Sahale Greenwood and Bailey Mckittricks
The Santa Clara
February 14, 2019
In addition to personal health benefits, choosing vegan options also helps the environment. The meat and dairy industries contribute to increased pollution and wastefulness of resources. These negative effects can be relieved with decreased demand of meat and dairy products, which can be made possible by a vegan diet.
The livestock food industry has become such a large production that its burden on the environment is becoming deadly for some ecosystems.
The National Oceanic and Atmospheric Administration released a report in 2014 saying that livestock operations on land have “created more than 500 nitrogen flooded dead zones around the world.” These oceanic dead zones do not have enough oxygen and nutrients to support marine life, killing an entire ecosystem and causing a domino effect on the entire marine food chain.
Meat and dairy industries also consume a lot of energy, contributing to constantly rising greenhouse gas emissions and thus, pollution levels. Livestock production is a lengthy process requiring land, water and food that could be put to more sustainable uses. Additionally, meat and dairy products need to be shipped, refrigerated and processed at a slower speed than plant proteins.
The livestock industry also pollutes our air with methane gas from the animals and carbon dioxide emission from the transportation industry surrounding meat and dairy. Veganism offers a way to purify our air by cutting down on those pollutants.
In addition to pollution, livestock industries are more wasteful with finite resources such as water, food and land. According to the Fourth National Climate Assessment of the U.S. Global Change Research Program, while only five percent of the water consumed in the U.S. is from private homes, an astonishing 55 percent is used for animal agriculture. If people were to make the choice to go vegan, they would be using 100 to 200 times less water per pound of protein by supporting the growth of plant food instead of animal food according to Global Citizens.
The livestock industry also uses an average of 700 million tons of food to feed their livestock, food that could be feeding starving populations should plant-based diets become more popular, according to Global Citizens. This issue is growing in importance as the earth’s population is expected to surpass 9.1 billion by 2025, which will force us to face the increasing reality of world hunger.
In terms of efficient and non-sustainable land use, the U.N. Food and Agriculture Organization has three major concerns. The first of these being that producing animal protein is usually less efficient than producing plant protein.

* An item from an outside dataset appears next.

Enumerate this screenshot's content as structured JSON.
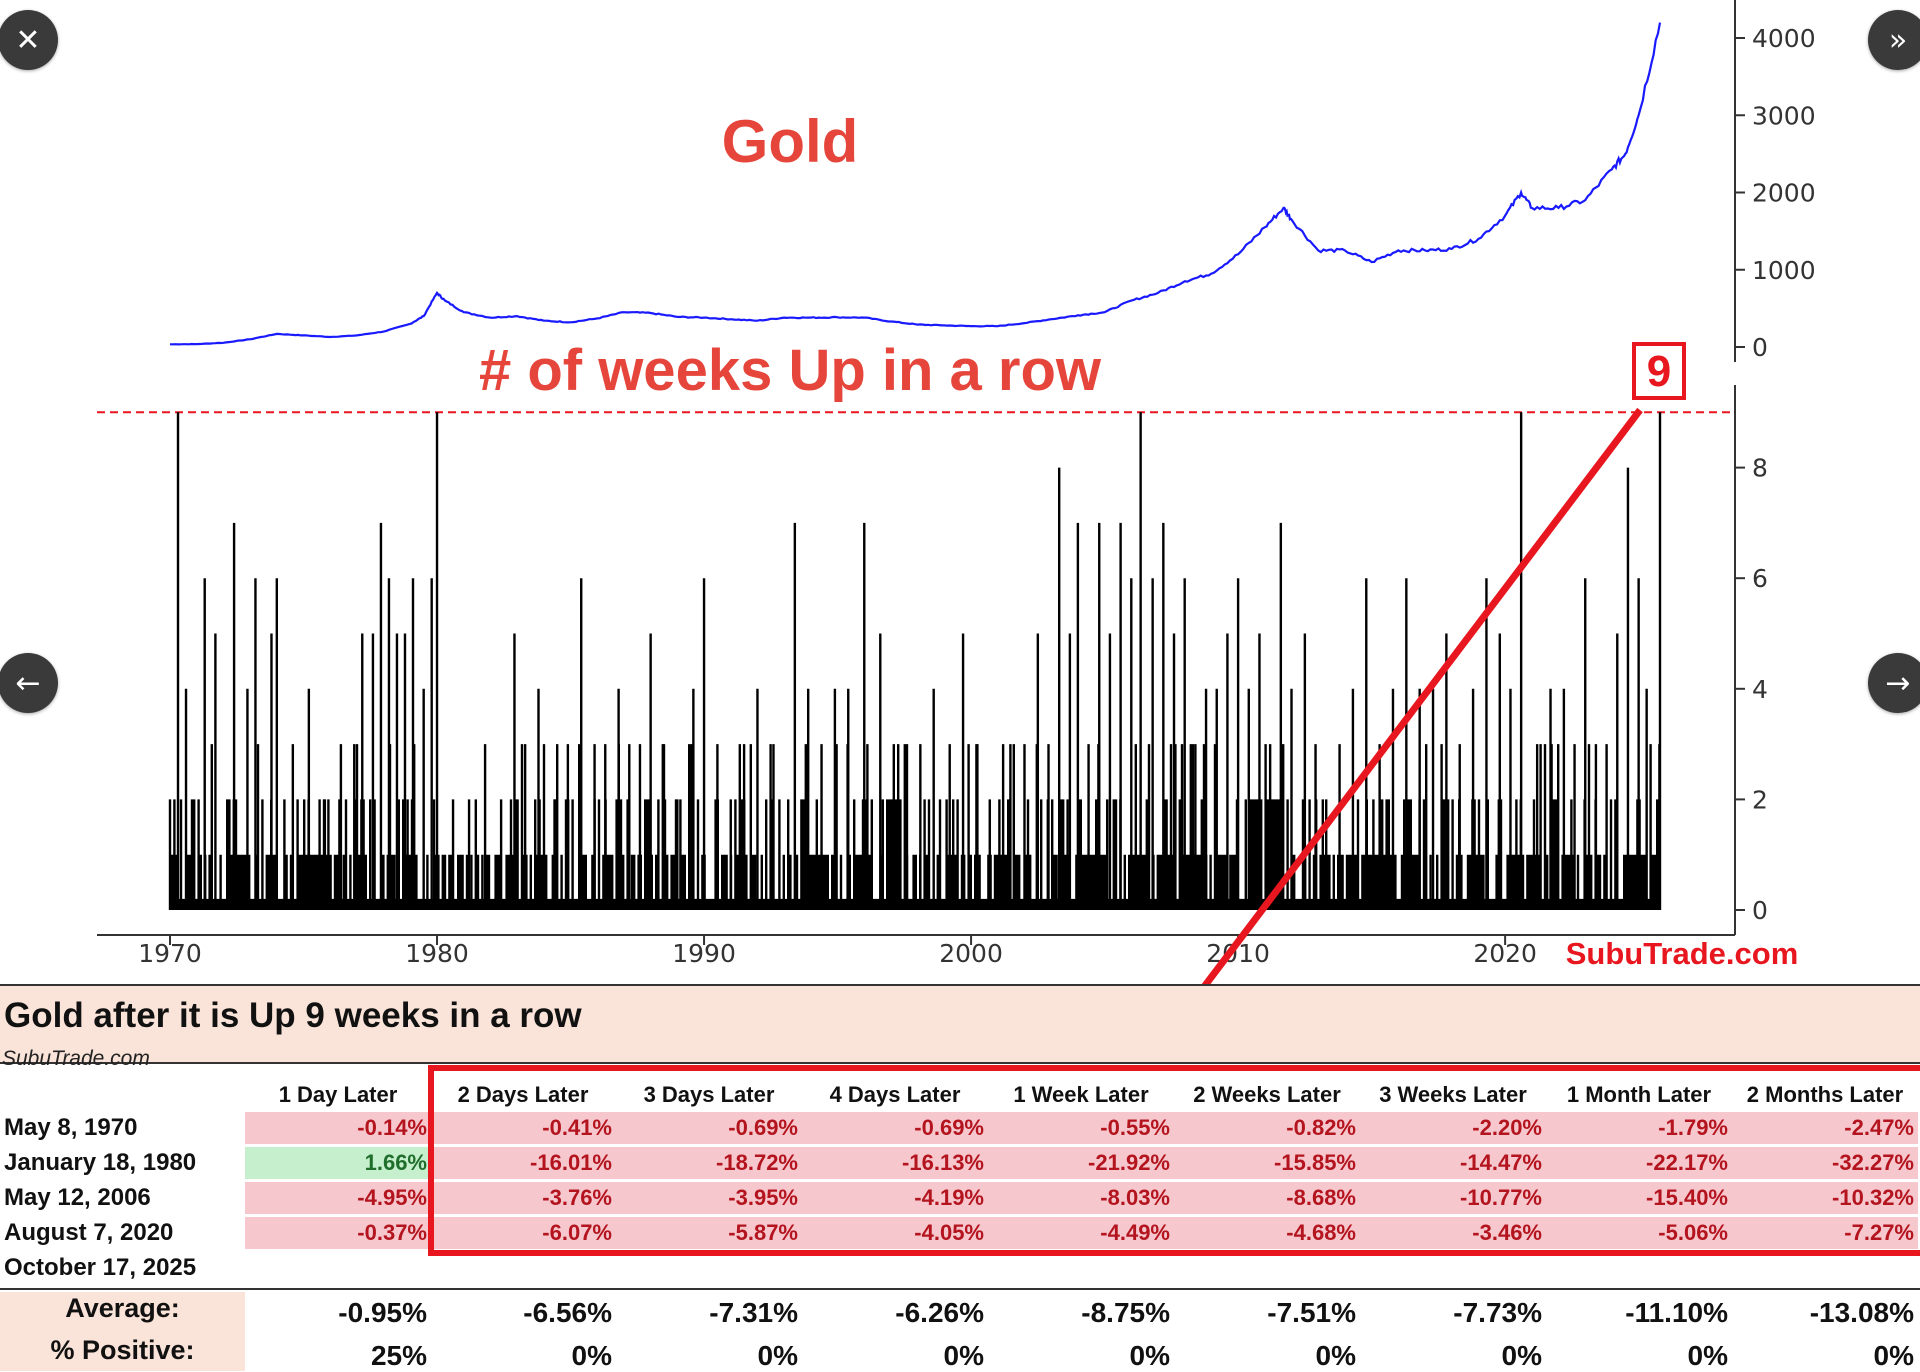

With populations growing, it is important to be conscious of industries infringing on a limited supply of desirable land.

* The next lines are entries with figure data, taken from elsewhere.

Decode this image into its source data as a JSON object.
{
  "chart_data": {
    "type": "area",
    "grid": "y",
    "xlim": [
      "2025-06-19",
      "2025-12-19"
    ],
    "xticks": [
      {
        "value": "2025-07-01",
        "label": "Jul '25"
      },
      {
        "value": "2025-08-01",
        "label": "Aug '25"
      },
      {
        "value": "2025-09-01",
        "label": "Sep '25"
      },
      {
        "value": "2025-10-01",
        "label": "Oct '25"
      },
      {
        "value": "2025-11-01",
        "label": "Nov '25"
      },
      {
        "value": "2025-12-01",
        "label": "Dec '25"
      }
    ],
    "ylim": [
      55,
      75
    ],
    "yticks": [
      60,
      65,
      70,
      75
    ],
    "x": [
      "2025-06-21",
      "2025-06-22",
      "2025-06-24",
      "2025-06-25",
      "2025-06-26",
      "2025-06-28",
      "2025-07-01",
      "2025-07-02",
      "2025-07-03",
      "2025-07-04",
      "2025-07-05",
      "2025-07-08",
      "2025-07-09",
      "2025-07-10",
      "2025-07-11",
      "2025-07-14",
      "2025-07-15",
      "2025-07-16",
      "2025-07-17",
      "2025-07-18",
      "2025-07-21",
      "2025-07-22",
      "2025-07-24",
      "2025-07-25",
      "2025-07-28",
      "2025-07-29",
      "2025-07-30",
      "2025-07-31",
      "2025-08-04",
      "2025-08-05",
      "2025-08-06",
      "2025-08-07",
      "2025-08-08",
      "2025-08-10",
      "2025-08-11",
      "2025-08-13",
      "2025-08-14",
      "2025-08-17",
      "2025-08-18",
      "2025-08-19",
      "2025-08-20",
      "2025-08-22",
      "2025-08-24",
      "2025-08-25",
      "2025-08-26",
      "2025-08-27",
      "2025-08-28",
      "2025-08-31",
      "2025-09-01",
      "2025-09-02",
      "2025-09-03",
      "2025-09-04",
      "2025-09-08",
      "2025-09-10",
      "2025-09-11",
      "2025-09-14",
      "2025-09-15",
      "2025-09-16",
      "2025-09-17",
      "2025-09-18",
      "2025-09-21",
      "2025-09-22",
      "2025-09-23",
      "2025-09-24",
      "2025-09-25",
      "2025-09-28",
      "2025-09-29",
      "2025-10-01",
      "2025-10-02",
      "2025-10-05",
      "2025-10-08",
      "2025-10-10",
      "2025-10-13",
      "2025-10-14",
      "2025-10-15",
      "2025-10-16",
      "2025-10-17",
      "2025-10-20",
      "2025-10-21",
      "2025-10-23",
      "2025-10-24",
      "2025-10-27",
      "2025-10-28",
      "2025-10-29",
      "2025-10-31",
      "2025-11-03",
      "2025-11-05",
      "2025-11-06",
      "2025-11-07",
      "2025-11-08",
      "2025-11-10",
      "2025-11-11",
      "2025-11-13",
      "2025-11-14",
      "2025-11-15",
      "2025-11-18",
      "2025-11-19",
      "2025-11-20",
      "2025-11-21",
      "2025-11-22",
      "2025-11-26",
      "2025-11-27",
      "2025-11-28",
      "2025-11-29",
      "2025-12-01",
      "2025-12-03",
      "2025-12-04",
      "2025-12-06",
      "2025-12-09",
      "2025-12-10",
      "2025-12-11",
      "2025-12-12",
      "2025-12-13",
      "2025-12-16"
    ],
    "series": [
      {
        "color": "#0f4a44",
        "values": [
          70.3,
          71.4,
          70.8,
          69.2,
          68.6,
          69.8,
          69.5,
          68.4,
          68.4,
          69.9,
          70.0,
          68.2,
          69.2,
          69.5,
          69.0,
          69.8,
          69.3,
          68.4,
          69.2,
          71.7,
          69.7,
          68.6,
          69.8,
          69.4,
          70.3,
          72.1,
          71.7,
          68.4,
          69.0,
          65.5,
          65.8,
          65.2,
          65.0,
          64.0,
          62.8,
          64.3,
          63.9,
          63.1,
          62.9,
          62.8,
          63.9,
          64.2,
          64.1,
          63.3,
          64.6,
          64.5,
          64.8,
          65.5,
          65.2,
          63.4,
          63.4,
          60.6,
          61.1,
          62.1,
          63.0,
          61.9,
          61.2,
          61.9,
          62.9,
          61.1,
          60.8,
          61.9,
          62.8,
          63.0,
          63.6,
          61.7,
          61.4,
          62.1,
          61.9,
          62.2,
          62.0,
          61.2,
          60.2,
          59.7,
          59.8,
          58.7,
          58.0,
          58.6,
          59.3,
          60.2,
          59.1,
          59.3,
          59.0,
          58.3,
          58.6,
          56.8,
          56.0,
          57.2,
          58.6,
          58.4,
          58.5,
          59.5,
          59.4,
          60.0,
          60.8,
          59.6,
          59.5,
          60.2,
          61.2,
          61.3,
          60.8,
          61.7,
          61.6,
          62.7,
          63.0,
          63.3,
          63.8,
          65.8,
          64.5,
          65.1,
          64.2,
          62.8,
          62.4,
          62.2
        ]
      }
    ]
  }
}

Most livestock, especially ones that take up large amounts of space, are often found in places with policies that allow for disturbing amounts of deforestation and land degradation, further damaging our earth and its ecosystems.
Lastly, the U.N. report says “intensive livestock production tends to cluster in locations with cost advantages (often close to cities or ports).” Since the price of land is high, the industry looks to cut corners and avoid paying the additional price of the land needed to recycle waste from the livestock, leading to nutrient overloads.
If after reading all this, in addition to considering animal ethics, you still can’t push yourself to completely give up those foods you have always loved, don’t feel bad because I couldn’t either.
Going vegan is challenging, even knowing all of the benefits. However, if you can’t completely give up animal products, it is important to remember the health benefits a vegan choice means for you and for the environment. Making a choice to slowly incorporate vegan meals into your days, at whatever intensity you can manage, is doing a lot of good. So if you can’t go vegan, don’t. Go partially vegan with me because every bite counts.
Sahale Greenwood is a sophomore political science and communication major. Bailey Mckittrick is a junior political science major.